Algebra-II: Companion notes

Suppose that \(\mfp\) is a nonzero prime ideal. By Example 1.6.6, there exists \(n\in\N\) such that \(\mfp=n\Z\text{.}\) Let \(k\in\N\) be such that \(k\mid n\text{,}\) i.e., there exists \(\ell\in\Z\) such that \(n=k\ell\text{.}\) Since \(\mfp=n\Z\) is a prime ideal, and \(n=k\ell\in\mfp\text{,}\) either \(k\in\mfp\) or \(\ell\in\mfp\) (see Lemma 4.1.1). Thus either \(n\mid k\) or \(n\mid\ell\text{.}\) If \(n\mid k\) then we get \(k=n\) because, by our assumption, \(k\mid n\text{.}\) If \(n\mid\ell\text{,}\) say \(\ell=ns\) for some \(s\in\Z\text{,}\) then \(n=kns\text{,}\) i.e., \(n(1-ks)=0\in\Z\text{.}\) As \(\Z\) is an integral domain, \(ks=1\) and hence \(k=1\text{.}\) Thus a divisor of \(n\) is either \(n\) or \(1\text{,}\) i.e., \(n\) is a prime number.

Conversely let \(p\) be a prime number and consider the ideal generated by \(p\text{,}\) \(p\Z\text{.}\) We show that \(p\Z\) is a prime ideal. Let \(a,b\in\Z\) be such that \(ab\in p\Z\text{,}\) i.e., \(p\mid ab\) (see Lemma 4.1.1). As \(p\) is a prime number either \(p\mid a\) or \(p\mid b\text{.}\) By Lemma 4.1.1 either \(a\in p\Z\) or \(b\in p\Z\text{.}\)

Suppose that \(\mfp\) is a nonzero prime ideal. By Theorem 4.2.1, \(\mfp\) is generated by a prime number. By Proposition 4.1.2, \(\Z/\mfp\) is a field. If \(\mfa\) is an ideal containing \(\mfp\) then \(\mfa+\mfp\) is an ideal of \(\Z/\mfp\) (see Theorem 3.2.2). By Example 1.6.7 only ideals of fields are the trivial ideal and the whole field we must have either \(\mfa=\mfp\) or \(\mfa=\Z\text{.}\) Hence \(\mfp\) is a maximal ideal.

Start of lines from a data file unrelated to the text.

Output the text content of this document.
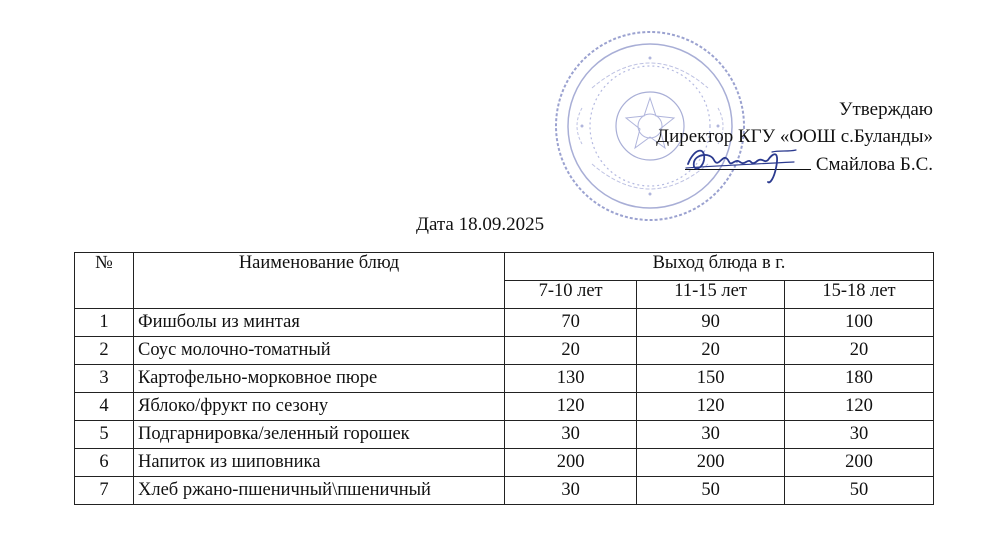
Утверждаю
Директор КГУ «ООШ с.Буланды»
Смайлова Б.С.
Дата 18.09.2025
№	Наименование блюд	Выход блюда в г.		
		7-10 лет	11-15 лет	15-18 лет
1	Фишболы из минтая	70	90	100
2	Соус молочно-томатный	20	20	20
3	Картофельно-морковное пюре	130	150	180
4	Яблоко/фрукт по сезону	120	120	120
5	Подгарнировка/зеленный горошек	30	30	30
6	Напиток из шиповника	200	200	200
7	Хлеб ржано-пшеничный\пшеничный	30	50	50
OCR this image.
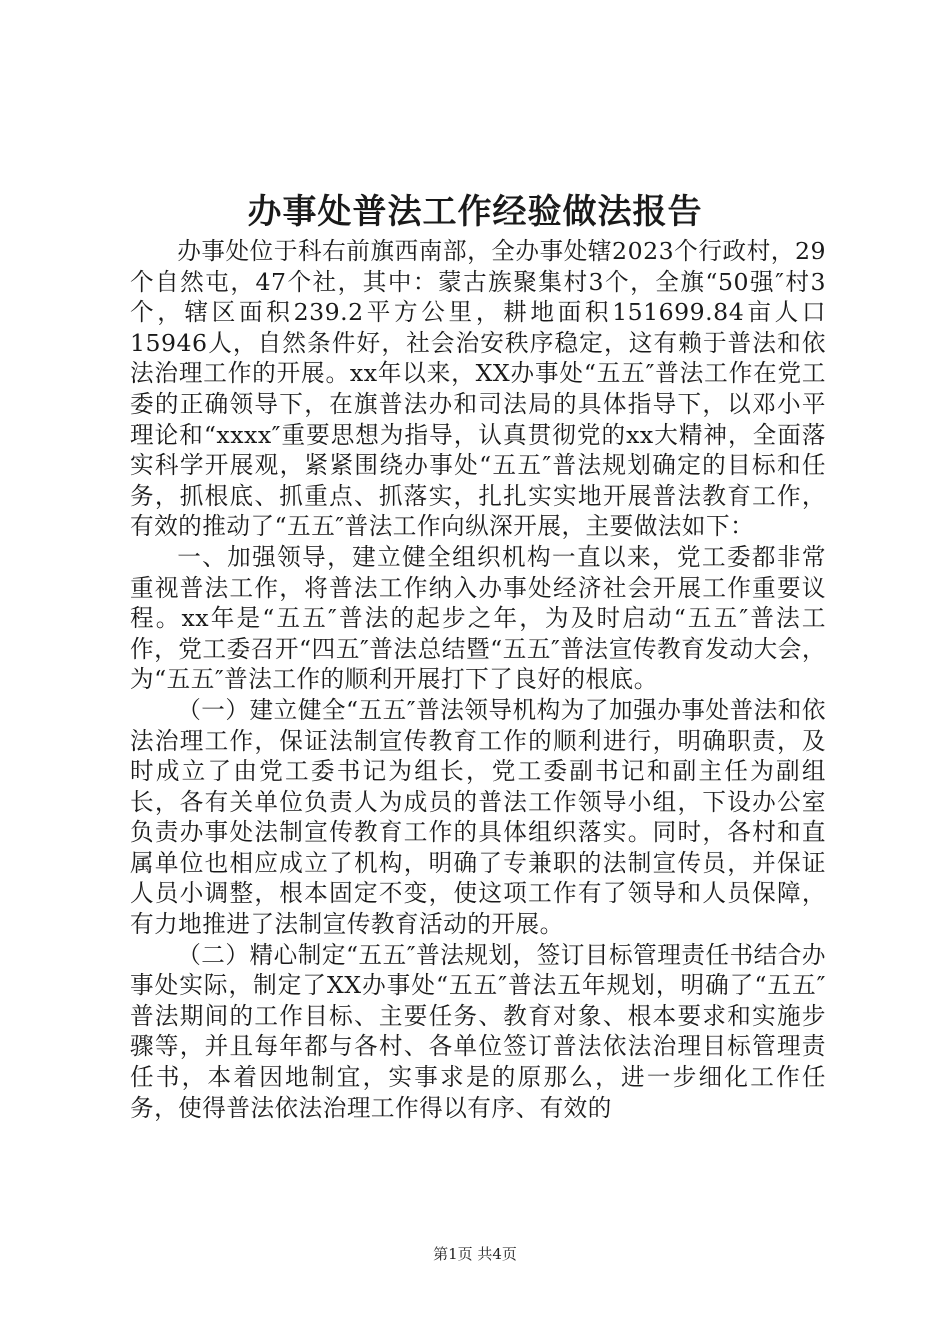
办事处普法工作经验做法报告

办事处位于科右前旗西南部，全办事处辖2023个行政村，29个自然屯，47个社，其中：蒙古族聚集村3个，全旗“50强″村3个，辖区面积239.2平方公里，耕地面积151699.84亩人口15946人，自然条件好，社会治安秩序稳定，这有赖于普法和依法治理工作的开展。xx年以来，XX办事处“五五″普法工作在党工委的正确领导下，在旗普法办和司法局的具体指导下，以邓小平理论和“xxxx″重要思想为指导，认真贯彻党的xx大精神，全面落实科学开展观，紧紧围绕办事处“五五″普法规划确定的目标和任务，抓根底、抓重点、抓落实，扎扎实实地开展普法教育工作，有效的推动了“五五″普法工作向纵深开展，主要做法如下：

一、加强领导，建立健全组织机构一直以来，党工委都非常重视普法工作，将普法工作纳入办事处经济社会开展工作重要议程。xx年是“五五″普法的起步之年，为及时启动“五五″普法工作，党工委召开“四五″普法总结暨“五五″普法宣传教育发动大会，为“五五″普法工作的顺利开展打下了良好的根底。

（一）建立健全“五五″普法领导机构为了加强办事处普法和依法治理工作，保证法制宣传教育工作的顺利进行，明确职责，及时成立了由党工委书记为组长，党工委副书记和副主任为副组长，各有关单位负责人为成员的普法工作领导小组，下设办公室负责办事处法制宣传教育工作的具体组织落实。同时，各村和直属单位也相应成立了机构，明确了专兼职的法制宣传员，并保证人员小调整，根本固定不变，使这项工作有了领导和人员保障，有力地推进了法制宣传教育活动的开展。

（二）精心制定“五五″普法规划，签订目标管理责任书结合办事处实际，制定了XX办事处“五五″普法五年规划，明确了“五五″普法期间的工作目标、主要任务、教育对象、根本要求和实施步骤等，并且每年都与各村、各单位签订普法依法治理目标管理责任书，本着因地制宜，实事求是的原那么，进一步细化工作任务，使得普法依法治理工作得以有序、有效的

第1页 共4页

Suppose that \(\mfm\) is a maximal ideal, say generated by \(a\text{,}\) i.e., \(\mfm=a\Z\text{.}\) Let \(b\in\N\) be a divisor of \(a\text{,}\) i.e., \(b\mid a\text{.}\) By Lemma 4.1.1, \(\mfm=a\Z\subseteq b\Z\text{.}\) As \(\mfm\) is maximal either \(\mfm=b\Z\) or \(b\Z=\Z\text{,}\) i.e., either \(a=b\) or \(b=1\) (see Lemma 4.1.1). Hence \(a\) must be a prime number. By Theorem 4.2.1, \(\mfm\) is a prime ideal.